Among other journalists injured in the clashes was a photojournalist for CBS 6 in Richmond, who was struck in the back of the head. Reporters for the TV station posted photos on Twitter of the journalist’s head wound, which required four staples, according to the TV station.

The injury occurred while he was covering an anti-fascist march.

Sterne pointed to an unsympathetic statement released by ASH Antifa Seven Hills that incorrectly suggests journalists must get people’s consent before filming, despite journalists having a legal right to record public gatherings without the demonstrators’ consent.

“You are very often disrespectful and aggressive and … you will be met with the same behavior,” the Antifa statement says in a lengthy statement on Facebook that criticizes the CBS 6 journalist. “If you don’t want to get hit, don’t act like vultures. Ask for consent.”

No author or authors of the statement are listed on the statement.

The attack on a CBS 6 journalist was among many such attacks this year, particularly during protests, Sterne said. On Sunday, a reporter with North Carolina TV station WLOS was assaulted while live-streaming an anti-racist demonstration in Asheville, North Carolina, according to a report with the U.S. Press Freedom Tracker. A demonstrator appeared to attempt to grab the reporter’s camera before pushing him, according to that report.
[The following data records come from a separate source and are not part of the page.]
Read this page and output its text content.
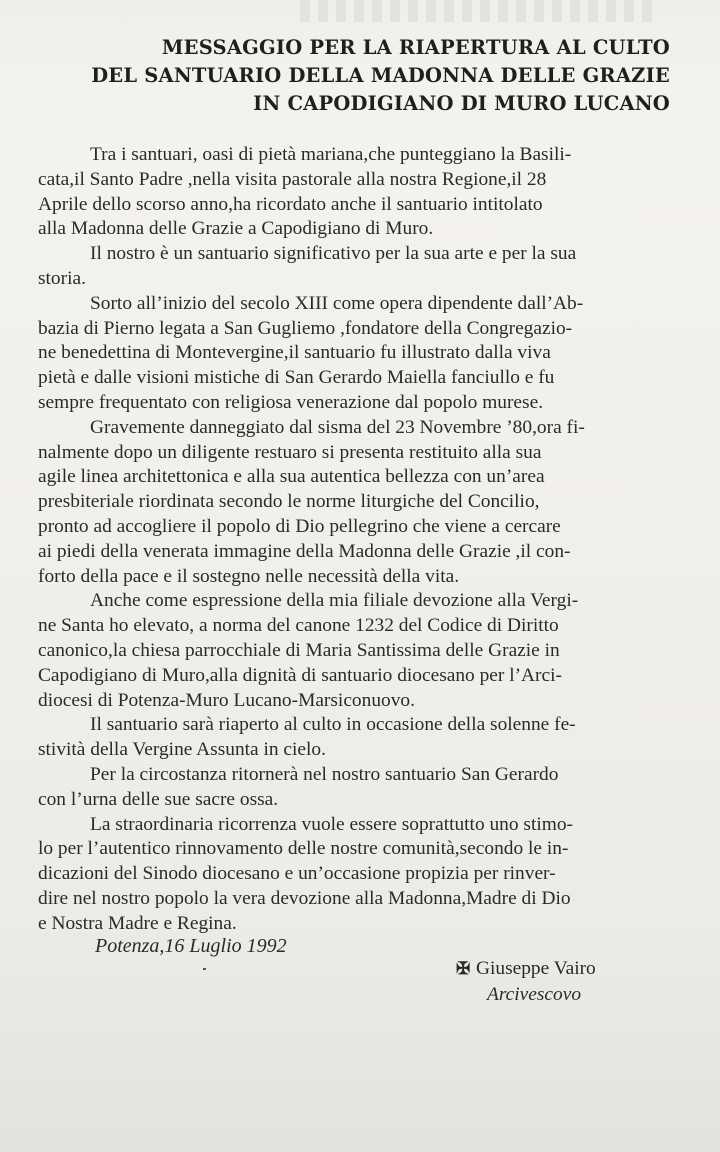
MESSAGGIO PER LA RIAPERTURA AL CULTO
DEL SANTUARIO DELLA MADONNA DELLE GRAZIE
IN CAPODIGIANO DI MURO LUCANO

Tra i santuari, oasi di pietà mariana,che punteggiano la Basili-
cata,il Santo Padre ,nella visita pastorale alla nostra Regione,il 28
Aprile dello scorso anno,ha ricordato anche il santuario intitolato
alla Madonna delle Grazie a Capodigiano di Muro.

Il nostro è un santuario significativo per la sua arte e per la sua
storia.

Sorto all’inizio del secolo XIII come opera dipendente dall’Ab-
bazia di Pierno legata a San Gugliemo ,fondatore della Congregazio-
ne benedettina di Montevergine,il santuario fu illustrato dalla viva
pietà e dalle visioni mistiche di San Gerardo Maiella fanciullo e fu
sempre frequentato con religiosa venerazione dal popolo murese.

Gravemente danneggiato dal sisma del 23 Novembre ’80,ora fi-
nalmente dopo un diligente restuaro si presenta restituito alla sua
agile linea architettonica e alla sua autentica bellezza con un’area
presbiteriale riordinata secondo le norme liturgiche del Concilio,
pronto ad accogliere il popolo di Dio pellegrino che viene a cercare
ai piedi della venerata immagine della Madonna delle Grazie ,il con-
forto della pace e il sostegno nelle necessità della vita.

Anche come espressione della mia filiale devozione alla Vergi-
ne Santa ho elevato, a norma del canone 1232 del Codice di Diritto
canonico,la chiesa parrocchiale di Maria Santissima delle Grazie in
Capodigiano di Muro,alla dignità di santuario diocesano per l’Arci-
diocesi di Potenza-Muro Lucano-Marsiconuovo.

Il santuario sarà riaperto al culto in occasione della solenne fe-
stività della Vergine Assunta in cielo.

Per la circostanza ritornerà nel nostro santuario San Gerardo
con l’urna delle sue sacre ossa.

La straordinaria ricorrenza vuole essere soprattutto uno stimo-
lo per l’autentico rinnovamento delle nostre comunità,secondo le in-
dicazioni del Sinodo diocesano e un’occasione propizia per rinver-
dire nel nostro popolo la vera devozione alla Madonna,Madre di Dio
e Nostra Madre e Regina.

Potenza,16 Luglio 1992
✠ Giuseppe Vairo
Arcivescovo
“I think people didn’t realize how often journalists were being assaulted or even arrested in the U.S. mostly while covering protests,” Sterne said. “Obviously, in most cases, these are not resulting in serious injuries. Nobody is being murdered while reporting, thankfully,” Sterne said specifically of journalists covering protests in the U.S.

Journalists who have been attacked or arrested while reporting can report those incidents to the U.S. Press Freedom Tracker by visiting pressfreedomtracker.us/submit-incident.

As of Aug. 19, Sterne said, he had tracked 15 attacks on journalists in the U.S. thus far in 2017. He anticipates that number to climb, because he’s evaluating a few other incidents that he expects will make the list.

There are also 20 known incidents of journalists being arrested while reporting, in addition to 12 searches and seizures of equipment and four incidents in which journalists were stopped at the border, according to the Press Freedom Tracker.

Brandon Shulleeta is a freelance journalist based in Richmond, Va., who covered the Charlottesville protest turned deadly for Reuters. He can be reached by email at news@shulleeta.com.

Correction: Taylor Lorenz was punched in the right side of her face, not her left.